Сюрреальная метафорика здесь служит способом воспроизведения ассоциаций, конструирования поэтической биографии как вещи-в-себе, контуры которой являют «Жизнь в слепоте молока / рядом с маяком направлений», а познавать бытие – значит «пить соки времени / чтобы убить время».

Отчасти этому же посвящена и вторая часть книги, отведенная для стихов 1990-1993 гг, в которой метафора медиума-полароида позволяет выхватить из реальности мгновение в его «первозданном базальтовом хаосе», как например в одноименном с разделом стихотворении «Моментальные фотографии»:

 

Ножницы эскалатора

перекрещиваются

в точке моего взгляда

выхватывают моментальные фотографии

бледных лиц

жизни

            жизни

                        жизни

проплывают мимо

 

Так и в стихотворении «Сон о Париже» изображаемое бытие застывает в фотографических ассоциациях через имагинацию сна, что открывает читателю возможность сугубо личных, индивидуальных интерпретаций:

 

На мокрой мостовой

холодный пожар парижских огней

радуга другой жизни

 

Утром  снег

белые стеклышки

рассыпаются фотографиями

тают на чернильном асфальте

 

Третья часть «Зву-чары» представлена экспериментами в области формы, обращенными к магии выражения, о чем свидетельствует само название части.
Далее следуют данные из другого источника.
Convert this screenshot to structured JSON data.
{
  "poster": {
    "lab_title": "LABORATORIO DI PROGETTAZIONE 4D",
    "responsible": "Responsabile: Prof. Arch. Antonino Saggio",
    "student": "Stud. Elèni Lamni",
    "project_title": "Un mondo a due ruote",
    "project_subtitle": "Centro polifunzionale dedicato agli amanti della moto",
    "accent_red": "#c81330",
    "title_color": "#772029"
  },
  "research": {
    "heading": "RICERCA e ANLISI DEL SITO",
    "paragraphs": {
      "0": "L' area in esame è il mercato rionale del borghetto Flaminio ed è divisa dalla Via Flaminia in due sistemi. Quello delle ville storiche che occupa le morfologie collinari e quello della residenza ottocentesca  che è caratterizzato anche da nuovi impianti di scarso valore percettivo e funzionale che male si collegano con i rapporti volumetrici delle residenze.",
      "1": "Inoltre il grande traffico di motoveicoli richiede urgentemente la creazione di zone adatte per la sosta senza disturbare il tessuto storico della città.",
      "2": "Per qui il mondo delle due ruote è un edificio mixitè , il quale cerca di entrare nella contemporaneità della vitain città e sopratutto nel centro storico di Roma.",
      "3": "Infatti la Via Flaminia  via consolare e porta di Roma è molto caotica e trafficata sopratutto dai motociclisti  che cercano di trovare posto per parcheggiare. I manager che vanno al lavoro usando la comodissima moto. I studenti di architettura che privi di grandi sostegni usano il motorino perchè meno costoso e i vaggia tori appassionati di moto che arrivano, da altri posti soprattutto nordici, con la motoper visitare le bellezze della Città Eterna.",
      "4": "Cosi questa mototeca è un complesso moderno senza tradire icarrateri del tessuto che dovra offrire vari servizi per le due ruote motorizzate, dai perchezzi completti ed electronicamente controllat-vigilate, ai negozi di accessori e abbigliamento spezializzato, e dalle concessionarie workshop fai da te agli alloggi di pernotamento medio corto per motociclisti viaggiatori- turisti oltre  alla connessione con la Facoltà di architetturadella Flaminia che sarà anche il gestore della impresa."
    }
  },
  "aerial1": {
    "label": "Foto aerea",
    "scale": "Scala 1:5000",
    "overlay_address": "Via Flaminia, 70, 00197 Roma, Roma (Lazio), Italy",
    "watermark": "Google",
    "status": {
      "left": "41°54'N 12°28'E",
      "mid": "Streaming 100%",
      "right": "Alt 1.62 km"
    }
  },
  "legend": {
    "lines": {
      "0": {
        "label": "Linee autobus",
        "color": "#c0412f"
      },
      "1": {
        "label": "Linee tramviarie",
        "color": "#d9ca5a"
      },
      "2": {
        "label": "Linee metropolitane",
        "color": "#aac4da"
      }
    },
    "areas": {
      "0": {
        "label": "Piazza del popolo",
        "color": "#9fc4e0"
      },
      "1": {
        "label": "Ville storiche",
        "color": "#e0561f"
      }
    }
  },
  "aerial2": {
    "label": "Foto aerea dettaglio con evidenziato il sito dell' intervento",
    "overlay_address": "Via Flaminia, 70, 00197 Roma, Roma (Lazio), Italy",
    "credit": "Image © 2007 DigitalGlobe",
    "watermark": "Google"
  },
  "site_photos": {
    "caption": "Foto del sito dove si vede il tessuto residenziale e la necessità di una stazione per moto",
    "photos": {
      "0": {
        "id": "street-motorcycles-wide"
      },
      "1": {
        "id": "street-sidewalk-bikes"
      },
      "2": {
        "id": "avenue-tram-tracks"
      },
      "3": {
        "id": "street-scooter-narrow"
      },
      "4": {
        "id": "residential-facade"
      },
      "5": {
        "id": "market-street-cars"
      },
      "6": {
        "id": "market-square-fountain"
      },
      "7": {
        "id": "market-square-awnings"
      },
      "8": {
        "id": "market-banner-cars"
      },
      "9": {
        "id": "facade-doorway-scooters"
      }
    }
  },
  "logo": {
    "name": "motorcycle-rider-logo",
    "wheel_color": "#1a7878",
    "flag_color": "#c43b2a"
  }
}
Здесь поэтическая заумь стремится воспроизводить синкретическое камлание, графический эксперимент соединяется со звуковым, благодаря чему создается особый мелос стиха:

 

ветер зеленых звезд

звездесущ

за окном

антенны елей

в окне

антенатально

елейно

комнатно

оплывает лавой

розовосвеч

сон висков

сок високосного

года

 

Эксперименты со стихом Анатолия Кудрявицкого выражаются и в тексте, написанном с элементами компьютерного языка perl, и в транспозиционном стихе, и в трех минимизированных стихах, представляющих собой переосмысление классических текстов через «сито логического отбора»:

 

Помню: явилась

снилась

любил

забыл

скучал

опять явилась

упоенье!

(Экс – Пушкин)

 

Именно синтез различных способов поэтического письма, представленный в трех частях «Очертаний» Анатолия Кудрявицкого, позволяет изобразить бытие-в-себе через его фрагменты и ассоциации, переосмыслить саму природу художественного высказывания через «лирический дневник» скитаний изгнанника по различным географическим топосам и культурным эпохам. Саму книгу можно назвать «каталогом поэзий» Анатолия Кудрявицкого, т.к. в ней он представляет различные поэтические техники, которыми он пользуется: от «каталога образов» до зауми и комбинаторики, от сюрреалистической метафорики до политической поэзии (как в стихотворении «Красная книжечка»), что выражает характерную для современного (пост)авангарда тенденцию – попытку собирания из осколков мира новых смыслов, новой метафизической глубины.